Die jeweiligen kubanischen und US-amerikanischen Versionen unterscheiden sich darin, ob der Vorfall sich in kubanischem oder internationalem Luftraum ereignet hat. "Kuba hat auf der Basis zahlreicher Informationen immer den Standpunkt vertreten, dass es zum Schutz seines eigenen Territoriums gehandelt habe. Gerardo dafür verantwortlich zu machen und ihm die gesamte Schuld aufzubürden ist andererseits für sich genommen ein Verbrechen", sagte der Anwalt.
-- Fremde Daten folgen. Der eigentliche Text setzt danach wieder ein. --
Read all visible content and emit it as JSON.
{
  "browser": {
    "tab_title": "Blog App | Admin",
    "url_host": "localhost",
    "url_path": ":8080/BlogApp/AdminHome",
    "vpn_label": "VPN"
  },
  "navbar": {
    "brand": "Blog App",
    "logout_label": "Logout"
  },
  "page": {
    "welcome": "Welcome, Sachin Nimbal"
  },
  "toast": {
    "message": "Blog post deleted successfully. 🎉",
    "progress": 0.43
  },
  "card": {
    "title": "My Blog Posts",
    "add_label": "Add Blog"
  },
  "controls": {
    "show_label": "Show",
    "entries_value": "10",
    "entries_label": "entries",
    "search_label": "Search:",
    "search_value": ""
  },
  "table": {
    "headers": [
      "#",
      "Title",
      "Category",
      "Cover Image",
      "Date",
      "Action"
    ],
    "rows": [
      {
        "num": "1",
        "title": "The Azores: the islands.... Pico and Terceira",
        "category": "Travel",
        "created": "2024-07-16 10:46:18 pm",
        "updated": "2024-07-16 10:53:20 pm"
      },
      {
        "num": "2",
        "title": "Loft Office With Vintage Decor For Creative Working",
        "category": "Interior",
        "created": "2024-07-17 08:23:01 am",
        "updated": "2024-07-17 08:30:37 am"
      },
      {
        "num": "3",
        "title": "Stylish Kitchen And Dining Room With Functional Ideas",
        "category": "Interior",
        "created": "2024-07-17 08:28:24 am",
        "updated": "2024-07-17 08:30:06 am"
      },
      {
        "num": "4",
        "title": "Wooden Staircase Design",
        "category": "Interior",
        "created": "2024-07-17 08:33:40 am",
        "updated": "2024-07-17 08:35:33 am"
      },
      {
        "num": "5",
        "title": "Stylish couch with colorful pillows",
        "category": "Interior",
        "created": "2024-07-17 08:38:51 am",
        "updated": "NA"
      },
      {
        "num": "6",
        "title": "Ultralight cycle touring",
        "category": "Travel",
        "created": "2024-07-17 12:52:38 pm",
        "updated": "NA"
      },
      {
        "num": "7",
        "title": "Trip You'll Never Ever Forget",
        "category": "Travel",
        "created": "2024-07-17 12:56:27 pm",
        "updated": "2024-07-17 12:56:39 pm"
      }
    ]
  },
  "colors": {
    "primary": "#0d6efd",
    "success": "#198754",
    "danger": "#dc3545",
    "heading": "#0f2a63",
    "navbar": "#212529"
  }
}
Angesichts der neuen Berufung hatte die Verteidigung bereits bezüglich des Urteils gegen die fünf Kubaner Beschwerde vor dem Tribunal in Atlanta eingelegt, das angeordnet hatte, das Strafmaß gegen drei von ihnen zu verringern. Danach scheiterten die Anwälte vor knapp einem Jahr mit ihrem Versuch, den Obersten Gerichtshof in Washington den Fall erneut überprüfen zu lassen. In ihrem Antrag, der ohne weiteren Kommentar abgelehnt wurde, hatten sie geltend gemacht, dass in Miami kein gerechtes Verfahren gegen Anhänger der kubanischen Regierung durchgeführt werden könne.
Klugh sagte, dass einige Argumente der neuen Berufung auch für die vier anderen Kubaner Gültigkeit hätten, gab jedoch die Einschätzung ab, dass ihre Lage besser sei, da sie geringere Strafen bekommen haben: "Die Situation von Gerardo bedeutet eine unglaubliche Bestrafung. Auch die Stigmatisierung als Verschwörer zur Begehung von Mord ist schwerwiegend und wir müssen in unserem Kampf fortfahren, um dieses Problem zu lösen".